Speaker disepanjang bandara mengumumkan bahwa gerbang keberangkatan mereka sudah terbuka dan diharap untuk mulai mengantri. Suara wanita yang teredam dan membosankan; seperti wanita yang memberitahu bahwa pintu bioskop telah terbuka. Aku mengikuti cowok-cowok ini berdiri, memutuskan untuk berhenti di dekat gerbang pemberangkatan untuk mengucapkan selamat tinggal.
"Aku tidak mau pergi dari Los Angeles. Cuaca disini selalu hangat." Pete mendekapku segera. "Apartemenku juga lama tidak kukunjungi selama setahun belakangan."
"Aww, Pete." Aku menepuk-nepuk punggungnya. "Sudahlah. Ketika libur nanti kan, kau selalu bisa kesini."

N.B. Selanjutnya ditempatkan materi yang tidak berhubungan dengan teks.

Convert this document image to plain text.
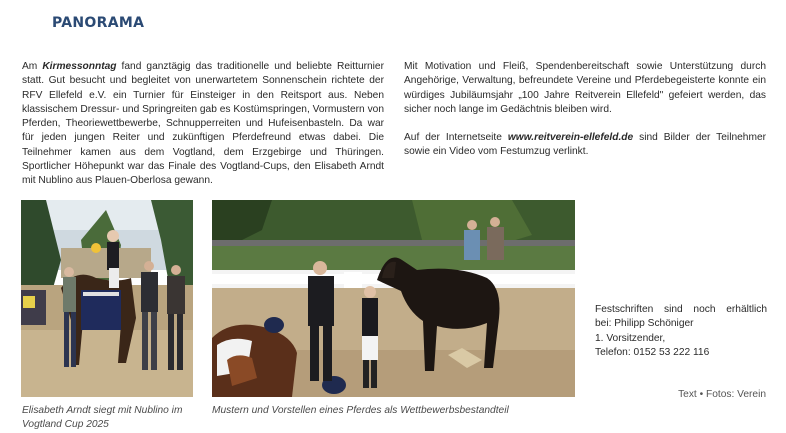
PANORAMA

Am Kirmessonntag fand ganztägig das traditionelle und beliebte Reitturnier statt. Gut besucht und begleitet von unerwartetem Sonnenschein richtete der RFV Ellefeld e.V. ein Turnier für Einsteiger in den Reitsport aus. Neben klassischem Dressur- und Springreiten gab es Kostümspringen, Vormustern von Pferden, Theoriewettbewerbe, Schnupperreiten und Hufeisenbasteln. Da war für jeden jungen Reiter und zukünftigen Pferdefreund etwas dabei. Die Teilnehmer kamen aus dem Vogtland, dem Erzgebirge und Thüringen. Sportlicher Höhepunkt war das Finale des Vogtland-Cups, den Elisabeth Arndt mit Nublino aus Plauen-Oberlosa gewann.

Mit Motivation und Fleiß, Spendenbereitschaft sowie Unterstützung durch Angehörige, Verwaltung, befreundete Vereine und Pferdebegeisterte konnte ein würdiges Jubiläumsjahr „100 Jahre Reitverein Ellefeld" gefeiert werden, das sicher noch lange im Gedächtnis bleiben wird.

Auf der Internetseite www.reitverein-ellefeld.de sind Bilder der Teilnehmer sowie ein Video vom Festumzug verlinkt.

Elisabeth Arndt siegt mit Nublino im Vogtland Cup 2025
Mustern und Vorstellen eines Pferdes als Wettbewerbsbestandteil
Festschriften sind noch erhältlich
bei: Philipp Schöniger
1. Vorsitzender,
Telefon: 0152 53 222 116
Text • Fotos: Verein
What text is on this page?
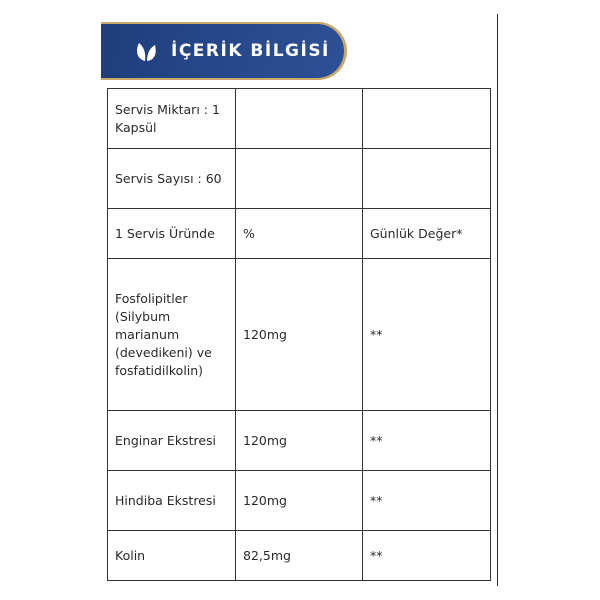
İÇERİK BİLGİSİ
Servis Miktarı : 1 Kapsül		
Servis Sayısı : 60		
1 Servis Üründe	%	Günlük Değer*
Fosfolipitler (Silybum marianum (devedikeni) ve fosfatidilkolin)	120mg	**
Enginar Ekstresi	120mg	**
Hindiba Ekstresi	120mg	**
Kolin	82,5mg	**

"Benar juga." Dia menjauh, mengambil nafas. Kuserahkan jaket abu-abunya, tersenyum. Pete balas tersenyum; tangannya terulur untuk menggosok rambutku. "Kau baik-baik dengan Baron, kan?"
Kuanggukkan kepala, meyakinkannya. "Kami tentu akan baik-baik saja, jangan khawatir."

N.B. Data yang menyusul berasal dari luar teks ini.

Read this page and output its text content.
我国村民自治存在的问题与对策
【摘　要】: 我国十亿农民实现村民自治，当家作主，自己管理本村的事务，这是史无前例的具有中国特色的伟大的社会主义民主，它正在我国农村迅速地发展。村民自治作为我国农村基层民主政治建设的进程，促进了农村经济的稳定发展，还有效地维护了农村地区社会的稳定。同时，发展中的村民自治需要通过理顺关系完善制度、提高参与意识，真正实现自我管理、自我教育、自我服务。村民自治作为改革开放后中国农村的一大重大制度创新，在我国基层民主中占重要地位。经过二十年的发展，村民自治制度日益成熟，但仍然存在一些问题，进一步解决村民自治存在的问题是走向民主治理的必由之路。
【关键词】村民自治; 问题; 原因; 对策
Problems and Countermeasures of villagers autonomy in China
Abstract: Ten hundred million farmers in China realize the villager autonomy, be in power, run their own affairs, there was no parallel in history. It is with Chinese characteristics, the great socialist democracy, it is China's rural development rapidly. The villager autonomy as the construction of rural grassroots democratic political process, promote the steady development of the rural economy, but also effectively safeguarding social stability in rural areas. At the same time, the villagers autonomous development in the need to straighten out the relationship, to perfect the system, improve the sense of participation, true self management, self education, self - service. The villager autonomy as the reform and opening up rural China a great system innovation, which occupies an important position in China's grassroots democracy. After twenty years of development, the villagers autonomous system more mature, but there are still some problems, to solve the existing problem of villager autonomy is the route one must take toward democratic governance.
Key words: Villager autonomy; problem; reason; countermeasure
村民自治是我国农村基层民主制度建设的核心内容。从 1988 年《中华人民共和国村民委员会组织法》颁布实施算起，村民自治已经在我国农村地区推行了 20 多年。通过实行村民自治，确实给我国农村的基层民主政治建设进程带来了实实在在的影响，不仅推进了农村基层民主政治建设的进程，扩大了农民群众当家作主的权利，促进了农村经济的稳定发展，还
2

Andy menarik punggungku hingga berpaling kepadanya; langsung memeluk. "Kau hati-hati, oke?" Dia mengecup puncak rambutku. "Cepat pulang, dan, kau selalu bisa telepon polisi--"
Aku menyubit lengannya, membuat cowok ini mengaduh sementara dia bilang, "ini serius!"Patrick merampasku dari Andy seraya menjulurkan lidah. Cowok drummer itu melempar pandangan 'awas kau nanti' ke temannya. "Oke, Ocean, dengarkan aku." Dia menahan kedua pipi, membuatku menatapnya langsung. "Aku akan pergi, dan beli tongkat bisbol untuk berjaga-jaga."
Kutatap dia dengan pandangan 'serius' sebelum melepaskan diri; menyambut Joe yang menggosok rambutku sebentar, tidak bilang apa-apa kecuali selamat tinggal.Tipikal Joe yang kusuka.
Aku langsung menaiki taksi terdekat untuk pulang, setelah mereka menghilang. Perjalanannya tenang dan agak lama karena ramai. Selain itu, supirnya juga bukan jenis-jenis ramah yang mengobrol banyak. Jadi aku memainkan ponsel sepanjang perjalanan, merencanakan untuk menonton kartun dan tidur lebih lama begitu sampai.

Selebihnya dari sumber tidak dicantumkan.